Atınç üniversiteden arkadaşımdı, derslerde can sıkıntısını gidermek için çılgın çizimler yapardı. Ayrıca kantinde rüya anlatıcılığı yapıp karşılığında milletten bahşiş topladığını hatırlıyordum. Rüya kayıtlarını bilgisayar oyununa dönüştüreceğim birini bulmam gerektiğinde aklıma ilk o gelmişti.
“Nihan Teyze bu ikimiz için de büyük bir fırsat. Sana yalvarıyorum, oğlunu kontrol altına al.”
“Çok bunalmışsın, belli. Atınç’la birlikte bir şey yapmak zordur. Birlikte bir hafta geçirdikten sonra babası intihara kalkışmıştı.”
“Bu yalanı her arkadaşıma söylemek zorunda mısın? Her hafta intihara kalkışıyordu, bunlardan biri bana denk geldi.”

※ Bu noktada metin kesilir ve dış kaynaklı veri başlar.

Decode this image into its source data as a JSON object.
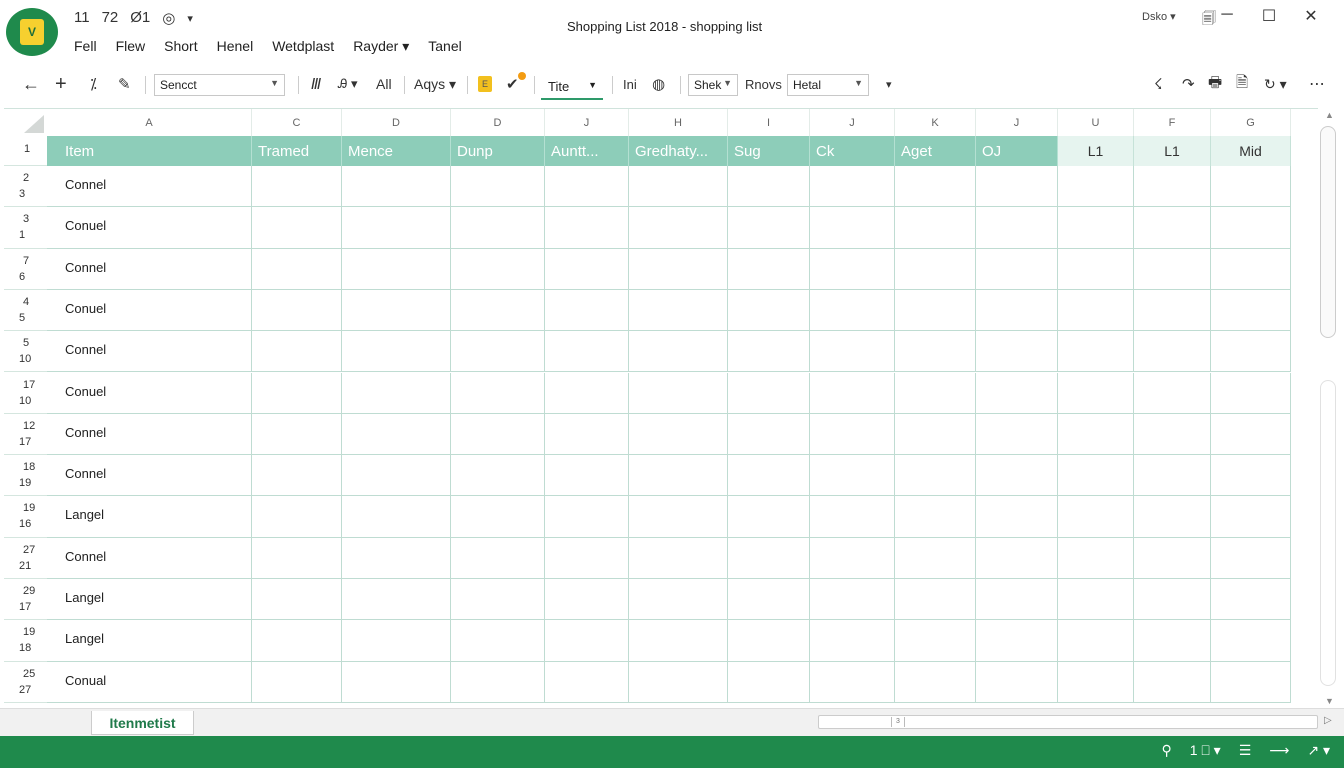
{
  "app": {
    "logo_letter": "V",
    "qat": [
      "11",
      "72",
      "Ø1",
      "◎",
      "▾"
    ],
    "menu": [
      "Fell",
      "Flew",
      "Short",
      "Henel",
      "Wetdplast",
      "Rayder ▾",
      "Tanel"
    ],
    "title": "Shopping List 2018 - shopping list",
    "account": "Dsko ▾",
    "window_controls": [
      "─",
      "☐",
      "✕"
    ],
    "window_icon": "🗐"
  },
  "toolbar": {
    "back": "←",
    "add": "+",
    "format_painter": "⁒",
    "pen": "✎",
    "select_dropdown": "Sencct",
    "italic": "Ⅲ",
    "person": "Ꭿ ▾",
    "all": "All",
    "angs": "Aqys ▾",
    "check": "✔",
    "file_tab": "Tite",
    "ins": "Ini",
    "shek_dropdown": "Shek",
    "rnovs": "Rnovs",
    "hetal_dropdown": "Hetal",
    "more_dropdown": "▾",
    "right_icons": [
      "☇",
      "↷",
      "🖶",
      "🗎",
      "↻ ▾",
      "⋯"
    ]
  },
  "sheet": {
    "column_letters": [
      "A",
      "C",
      "D",
      "D",
      "J",
      "H",
      "I",
      "J",
      "K",
      "J",
      "U",
      "F",
      "G"
    ],
    "header_row_number": "1",
    "headers": [
      "Item",
      "Tramed",
      "Mence",
      "Dunp",
      "Auntt...",
      "Gredhaty...",
      "Sug",
      "Ck",
      "Aget",
      "OJ",
      "L1",
      "L1",
      "Mid"
    ],
    "rows": [
      {
        "n1": "2",
        "n2": "3",
        "item": "Connel"
      },
      {
        "n1": "3",
        "n2": "1",
        "item": "Conuel"
      },
      {
        "n1": "7",
        "n2": "6",
        "item": "Connel"
      },
      {
        "n1": "4",
        "n2": "5",
        "item": "Conuel"
      },
      {
        "n1": "5",
        "n2": "10",
        "item": "Connel"
      },
      {
        "n1": "17",
        "n2": "10",
        "item": "Conuel"
      },
      {
        "n1": "12",
        "n2": "17",
        "item": "Connel"
      },
      {
        "n1": "18",
        "n2": "19",
        "item": "Connel"
      },
      {
        "n1": "19",
        "n2": "16",
        "item": "Langel"
      },
      {
        "n1": "27",
        "n2": "21",
        "item": "Connel"
      },
      {
        "n1": "29",
        "n2": "17",
        "item": "Langel"
      },
      {
        "n1": "19",
        "n2": "18",
        "item": "Langel"
      },
      {
        "n1": "25",
        "n2": "27",
        "item": "Conual"
      }
    ]
  },
  "tabs": {
    "sheet_tab": "Itenmetist",
    "hscroll_marker": "3",
    "hscroll_right": "▷"
  },
  "status": {
    "items": [
      "⚲",
      "1 ⎕ ▾",
      "☰",
      "⟶",
      "↗ ▾"
    ]
  },
  "colors": {
    "accent": "#1f8a4c",
    "header_fill": "#8dcdb9",
    "header_light": "#e6f4ef",
    "grid": "#bfdcd2"
  }
}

“Veda mektubunda oğlunun kendisine benzemesinden şikâyet etmişti. Oysa ilgisi yok,” dedi Nihan Teyze, küllükte bıraktığı sigara kendi kendine yanarak tükenmişti. Önündeki paketten yeni bir sigara alıp yaktı.
“Babam o deli haliyle annemi terk etti, annenim kabullenemediği bu işte,” dedi Atınç.

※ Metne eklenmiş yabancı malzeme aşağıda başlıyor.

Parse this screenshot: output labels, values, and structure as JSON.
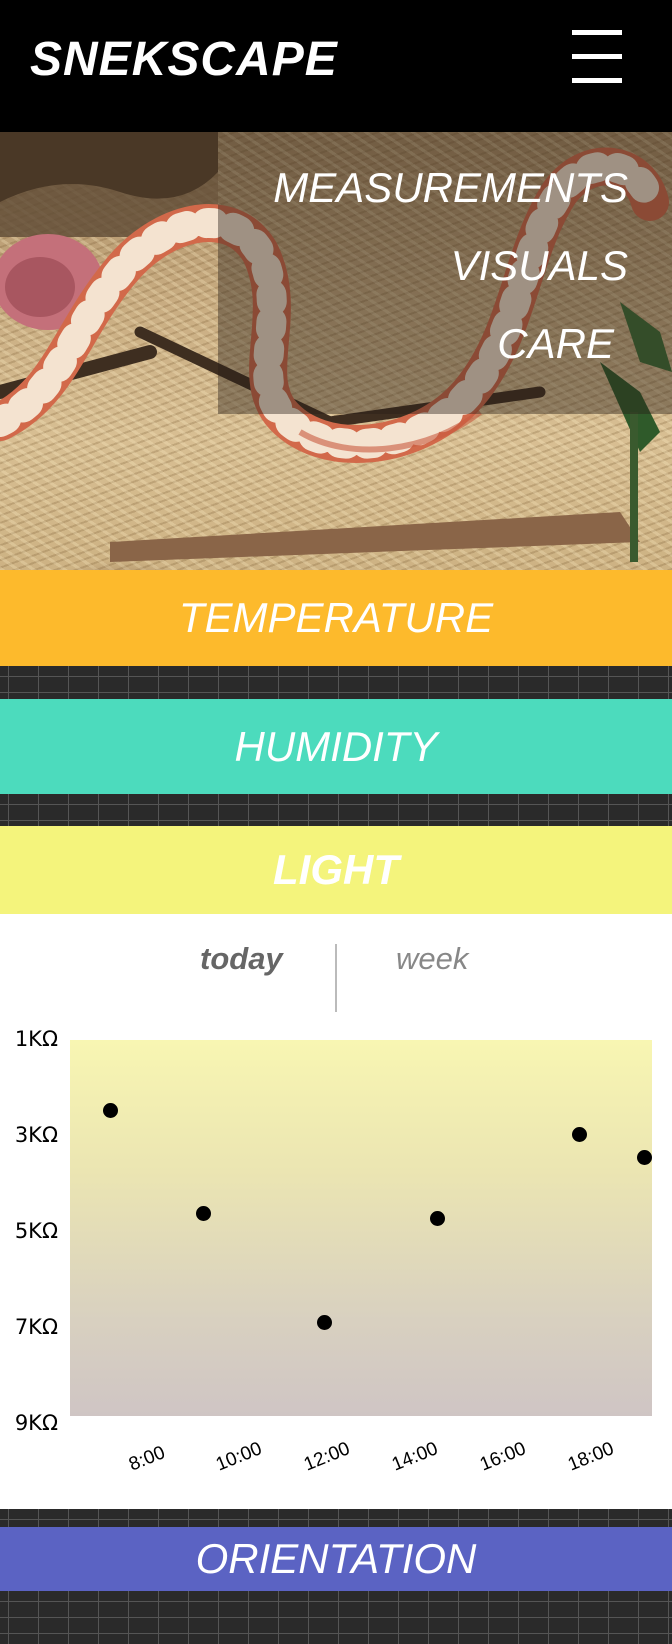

“Bence en iyisi geçmişe bir sünger çekip, önümüze bakmak. Atınç vitaminlerini alıp cihazını takarak yatarsa birkaç gün içinde Dördüncü Dünya’yı toparlayabiliriz.”
Atınç’ın son sözleri Nihan Teyzeyi o kadar öfkelendirmişti ki söylediklerimi duymadı bile.
“Kadın doğru dürüst bir insan olsaydı gam yemezdim. En azından Metin’in adına sevinirdim. Bora yavrum sen yabancı değilsin. Bütün samimiyetimle söylüyorum bunu. Ne eşimi ne de o kadını suçluyorum. İkisi de hastaydı. O sinsi hastalık 20’li yaşlarda ortaya çıkıyor. Birileri birilerine gönlünü kaptırdıktan sonra. Metin bazen gözlerimin içine öyle bakardı ki. Sonradan o kadın hayatını kaybetti, Metin de hastanedeymiş şimdi.”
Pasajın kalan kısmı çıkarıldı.